It sounds like a really good idea — run my first half marathon in beautiful Paris. Be inspired by views of Notre Dame, the Bastille and the Eiffel Tower as you crank out 13.1 miles on foot. Finish the race with champagne and cheese at the finish line with your four girlfriends from business school who ran the race with you. Finish the day with a delicious meal at a charming French brasserie.
That’s exactly what I did last weekend. And most of it went just as I’d imagined. I ran by Notre Dame and the Bastille, sipped champagne at the finish line with my wonderful girlfriends and supportive husband and ate crab salad and scallops at a charming French brasserie afterward.
The part that didn’t go so well was the race itself. It was the worst organized race my more experienced running friends had ever seen.
So many things went wrong, most of them related to the fact there were 32,000 runners on a course that simply couldn’t handle that many bodies. Here are the lowlights:
- 24 Porta Potties and 10 Porta urinals for those 32,000 runners
- The slow group — 2 hours and 10 minutes! — sat in the starting gate for an hour.
- The late start meant we ran during the heat of the day, from 11 a.m. to 1 p.m.

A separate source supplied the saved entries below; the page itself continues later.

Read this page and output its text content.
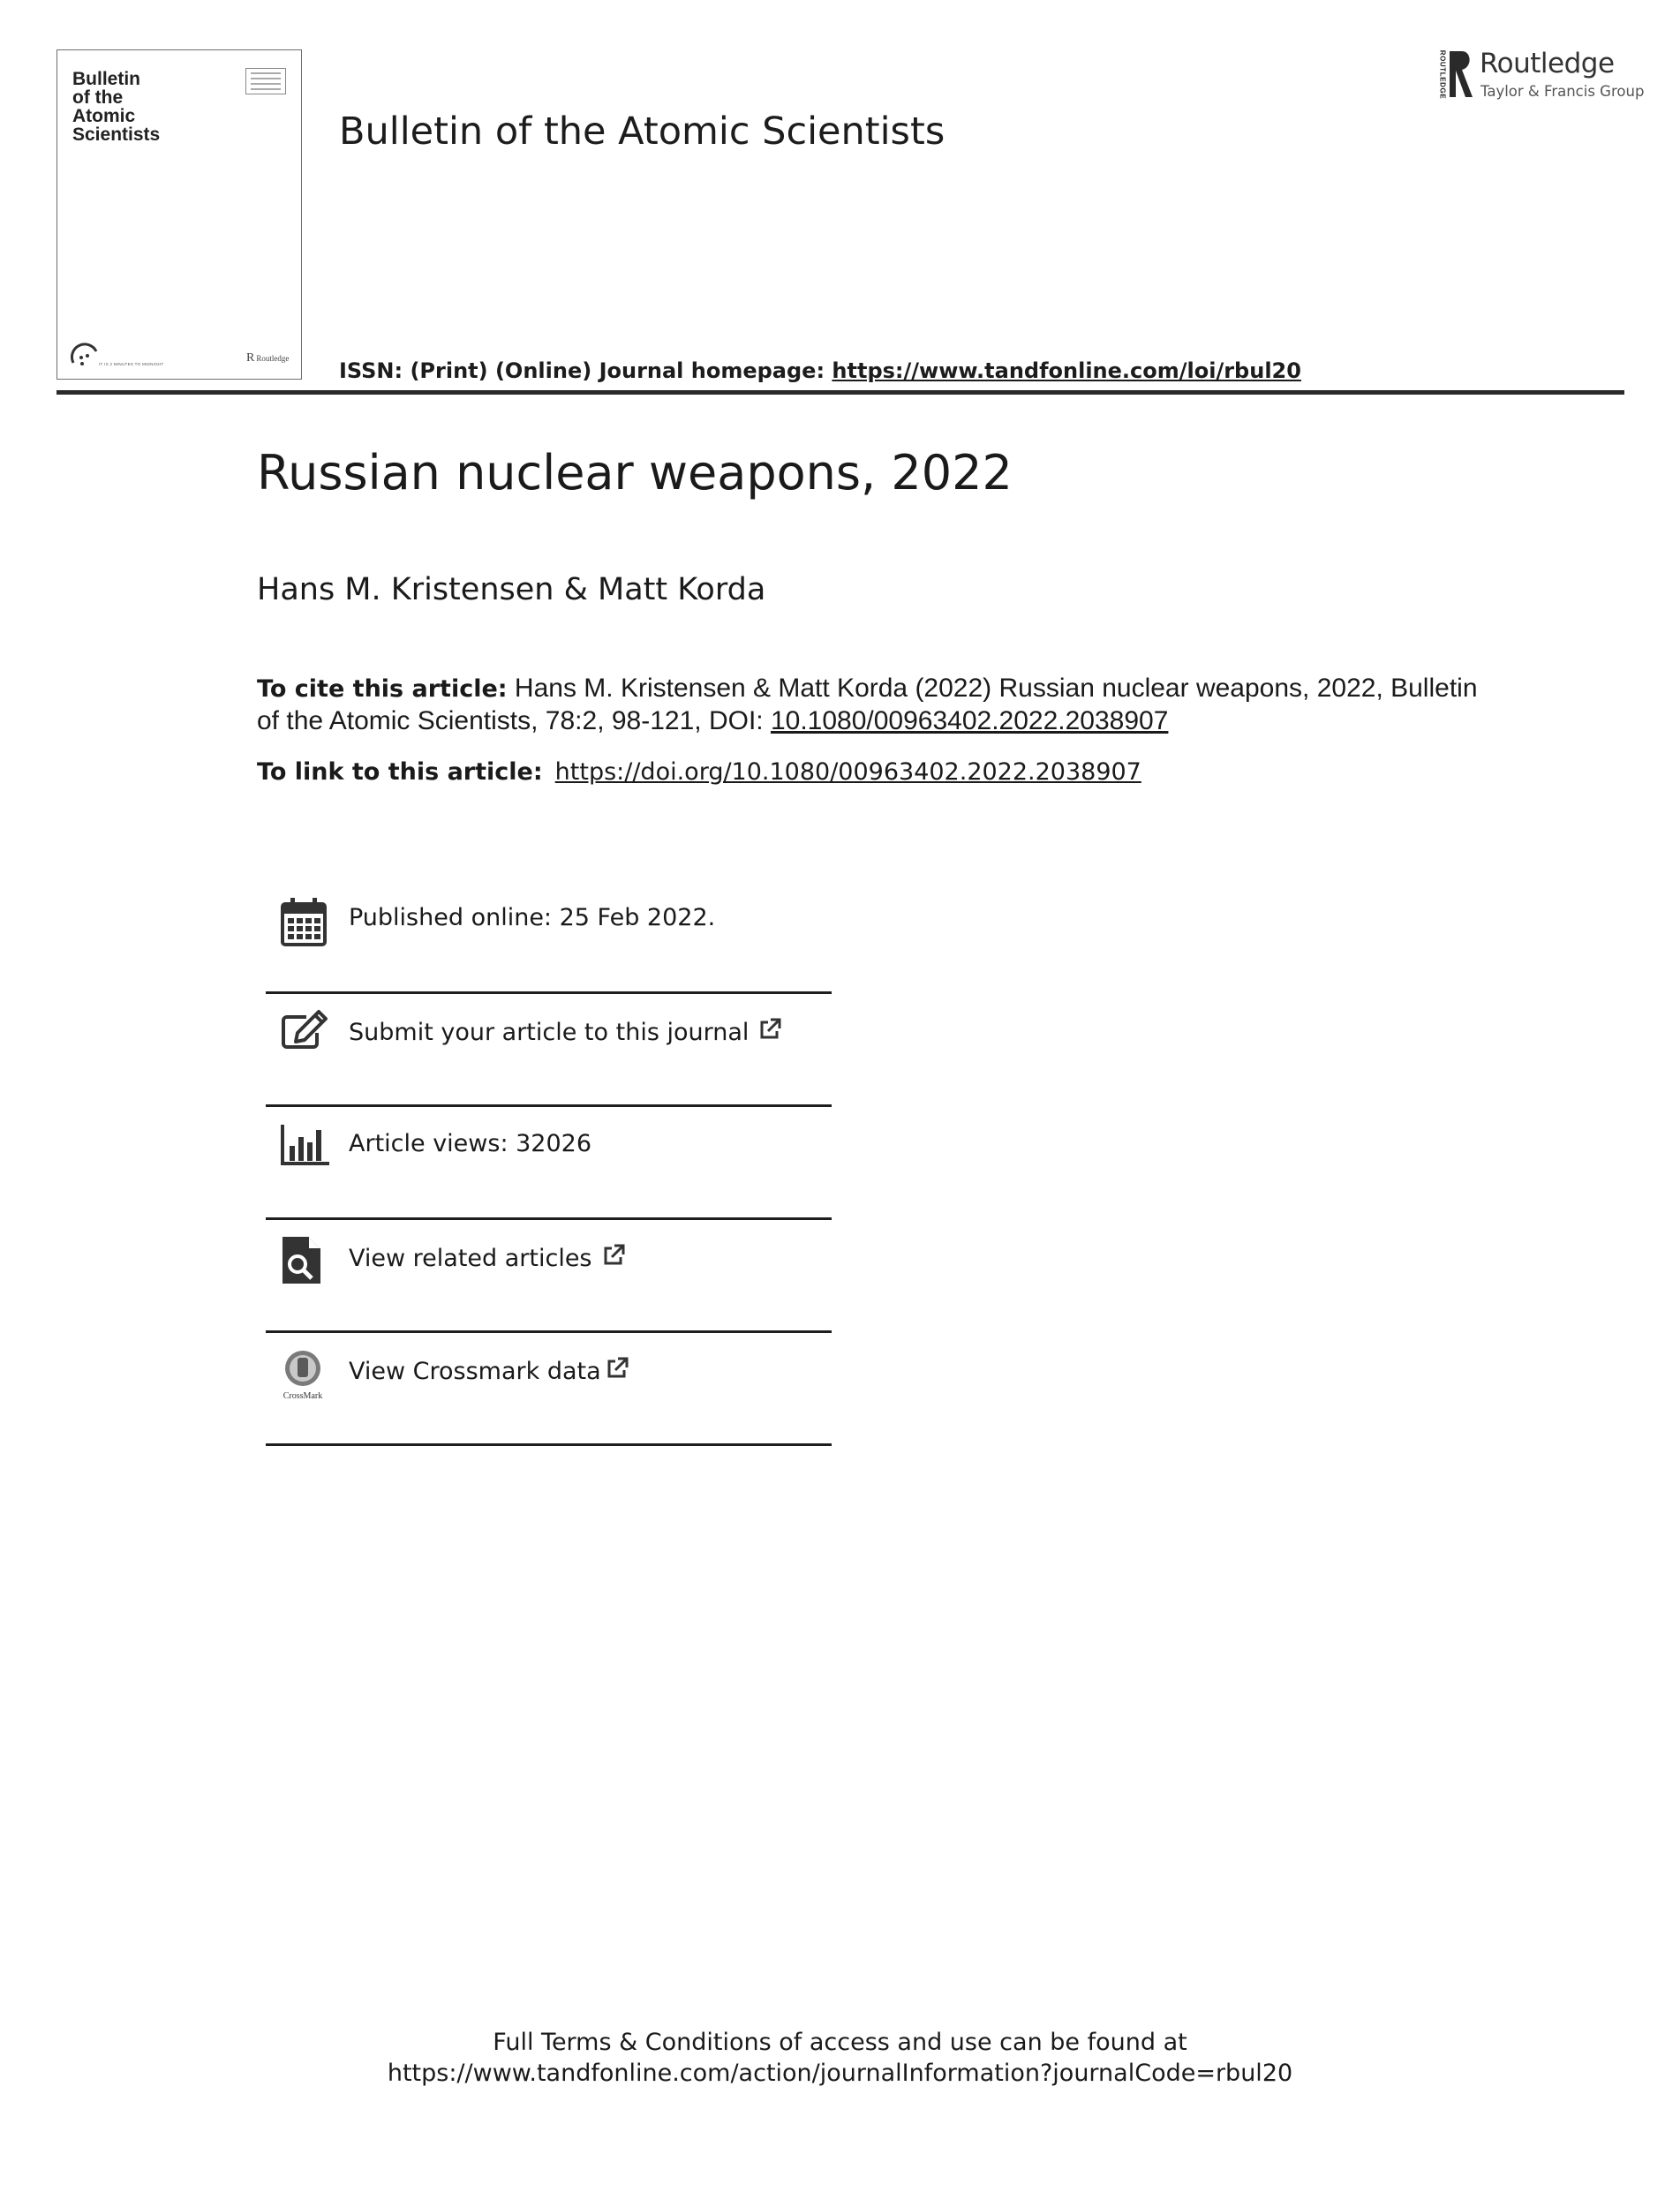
Bulletin
of the
Atomic
Scientists
IT IS 2 MINUTES TO MIDNIGHT	R Routledge
Bulletin of the Atomic Scientists
ROUTLEDGE Routledge
Taylor & Francis Group
ISSN: (Print) (Online) Journal homepage: https://www.tandfonline.com/loi/rbul20
Russian nuclear weapons, 2022
Hans M. Kristensen & Matt Korda
To cite this article: Hans M. Kristensen & Matt Korda (2022) Russian nuclear weapons, 2022, Bulletin of the Atomic Scientists, 78:2, 98-121, DOI: 10.1080/00963402.2022.2038907
To link to this article: https://doi.org/10.1080/00963402.2022.2038907
Published online: 25 Feb 2022.
Submit your article to this journal
Article views: 32026
View related articles
CrossMark
View Crossmark data
Full Terms & Conditions of access and use can be found at
https://www.tandfonline.com/action/journalInformation?journalCode=rbul20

- They ran out of water on the course.
That last one was the kicker. After waiting in the starting gate and running in the heat, everyone was ready for the 5 km water stop. When they found it was dry, runners picked up abandoned half-full bottles off the ground and drank from them. I was one of them. That set the stage for the rest of the race. I went into survival mode, hoarding water and counting the minutes until it was over.
The bright spots were the sun shining on Notre Dame and the little French girl who handed me a yellow dandelion.
I did it. I ran 99 percent of the course. And I cried after I crossed the finish line.
In retrospect, I should have known better. You go to Paris for beautiful art, great wine, delicious food and romantic views, not for clockwork precision and buttoned up scheduling. My next half marathon will be somewhere more Teutonic, somewhere with a penchant for clocks.